The Reviews of the Week, posted each Monday, offers a comprehensive look at the previous week’s awardees—while also piquing interest for the week ahead. Catch up on the week of June 6 below, then dive into the week at hand with today’s Review of the Day, The Last Karankawas, by Kimberly Garza, read by Becca Q. Co and others. For more Reviews of the Week and other exciting lists, check out the always freely available Booklist Blog.
Monday, November 7
★ Marcel’s Masterpiece: How a Toilet Shaped the History of Art, by Jeff Mack
“Come to dada!” Beginning with the salvaged urinal Marcel Duchamp retitled “Fountain” and turned on its head to do the same to the stuffier reaches of the art world, this pun-tastic ramble through the realms of the “readymade” serves as both a quick history of Dadaism and a manifesto of its ideas. Mack’s collage illustrations combine statements of purpose in randomly colored block letters, patches of explanatory background distributed among clipped and layered images of both fustian and free-spirited museum goers, glimpses of Duchamp as both himself with some of his creations and his female alter ego Rrose Sélavy, celebrity cameos from the likes of Picasso and Warhol to John Cage, and a notably diverse array of modern children running around and getting excited about art.
Tuesday, November 8
★ They’re Going to Love You, by Meg Howrey
In this novel about devotion, art, and love in many forms, fortysomething Carlisle is working as a freelance choreographer in Los Angeles when her father’s husband, James, calls to tell her that her father is dying. She hasn’t spoken to her father, Robert, in nearly 20 years. As she prepares to return to their apartment in New York’s West Village, Carlisle grapples with lost relationships and old wounds.
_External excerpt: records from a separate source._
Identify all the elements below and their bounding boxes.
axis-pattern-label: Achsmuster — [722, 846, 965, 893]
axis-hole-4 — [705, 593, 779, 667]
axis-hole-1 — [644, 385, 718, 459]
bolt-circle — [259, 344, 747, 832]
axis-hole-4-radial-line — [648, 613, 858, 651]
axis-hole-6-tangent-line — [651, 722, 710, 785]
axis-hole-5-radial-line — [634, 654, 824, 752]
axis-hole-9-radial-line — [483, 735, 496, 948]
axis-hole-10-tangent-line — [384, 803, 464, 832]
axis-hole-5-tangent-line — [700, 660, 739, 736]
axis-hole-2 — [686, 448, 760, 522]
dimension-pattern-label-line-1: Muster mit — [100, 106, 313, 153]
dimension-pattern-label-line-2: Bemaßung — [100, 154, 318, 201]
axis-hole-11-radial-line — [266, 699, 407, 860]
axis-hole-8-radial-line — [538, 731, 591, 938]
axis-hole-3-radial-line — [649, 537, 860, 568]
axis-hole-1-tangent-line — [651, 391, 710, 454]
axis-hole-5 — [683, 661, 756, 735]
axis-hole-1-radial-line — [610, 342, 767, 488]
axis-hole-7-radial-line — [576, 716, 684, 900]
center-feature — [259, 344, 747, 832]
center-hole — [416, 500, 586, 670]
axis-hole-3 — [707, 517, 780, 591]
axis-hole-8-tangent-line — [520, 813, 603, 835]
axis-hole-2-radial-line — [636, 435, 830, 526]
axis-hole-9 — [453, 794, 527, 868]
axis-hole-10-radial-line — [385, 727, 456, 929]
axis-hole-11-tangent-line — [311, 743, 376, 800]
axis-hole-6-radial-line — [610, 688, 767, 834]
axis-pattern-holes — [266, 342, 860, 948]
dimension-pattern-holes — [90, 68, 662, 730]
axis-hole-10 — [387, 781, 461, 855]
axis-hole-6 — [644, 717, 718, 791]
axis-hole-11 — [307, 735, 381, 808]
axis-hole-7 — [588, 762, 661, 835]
The narrative shifts between 2016 and Carlisle’s adolescence during the start of the AIDS crisis, tracing the steps that led to her father’s decision to cut her out of his life.
Wednesday, November 9
★ Song in the City, by Daniel Bernstrom and illustrated by Jenin Mohammed
A cheerful, perceptive child helps her initially dismissive grandma hear the cadence of the city in this exuberant story with excellent disability representation. Bundled up over fancy dresses, Emmalene and Grandma Jean cross town on a bus one Sunday morning, hurrying to get to church. “Tickets BEE-BEEPED! Shoes CLICKITY-CLOMPED. RUMBLE went the engine in a rollicking romp.” Emmalene hears music all around her, whereas busy Grandma Jean hears only city noise, even after Emmalene’s chiding. Only once Emmalene covers her grandma’s eyes—artistically achieved through a powerful palette shift—can Jean hear the city’s song.
Thursday, November 10
★ What Happened to Ruthy Ramirez, by Claire Jiménez
Jiménez’s witty debut novel focuses on the ferocious love of a tight-knit Puerto Rican family on Staten Island at the height of the 2008 recession haunted by the disappearance of 13-year-old middle daughter Ruthy 12 years ago. The narrative features multiple perspectives: Ruthy’s point of view lends a coming-of-age feel as she deals with bullies and middle-school angst, and those of the ones left behind (dad Eddie died soon after the incident) highlight their ups and downs. Oldest daughter Jessica, 27, is a nurse’s aid and tired mom; youngest daughter Nina, 22, hoping to become a med student, works grudgingly at a lingerie store; mom Dolores, 44, a parenting coach at a Pentecostal church, suffers from diabetes and frets for her and her daughters’ safety.
Friday, November 11
★ We Deserve Monuments, by Jas Hammonds
Hammonds’ absolutely stunning debut follows Avery, whose life is unexpectedly turned upside down when she learns that her estranged grandmother, Mama Letty, is dying. Her family packs up their lives in D.C. and moves to small-town Bardell, Georgia, to help Mama Letty find comfort in her final days. In Bardell, Avery makes new friends, repairs hurting relationships, and digs into the racist history that has had a lasting impact on her family. This thoughtful and well-crafted coming-of-age novel will grip the reader’s attention from the beginning. Sympathetic Avery is fragile when she moves to Bardell—she doesn’t know if her D.C. friends actually care about her, and she has just broken up with her first girlfriend—but her immediate friendships and her growing rapport with the standoffish Mama Letty allow her to grow and explore her wants and needs.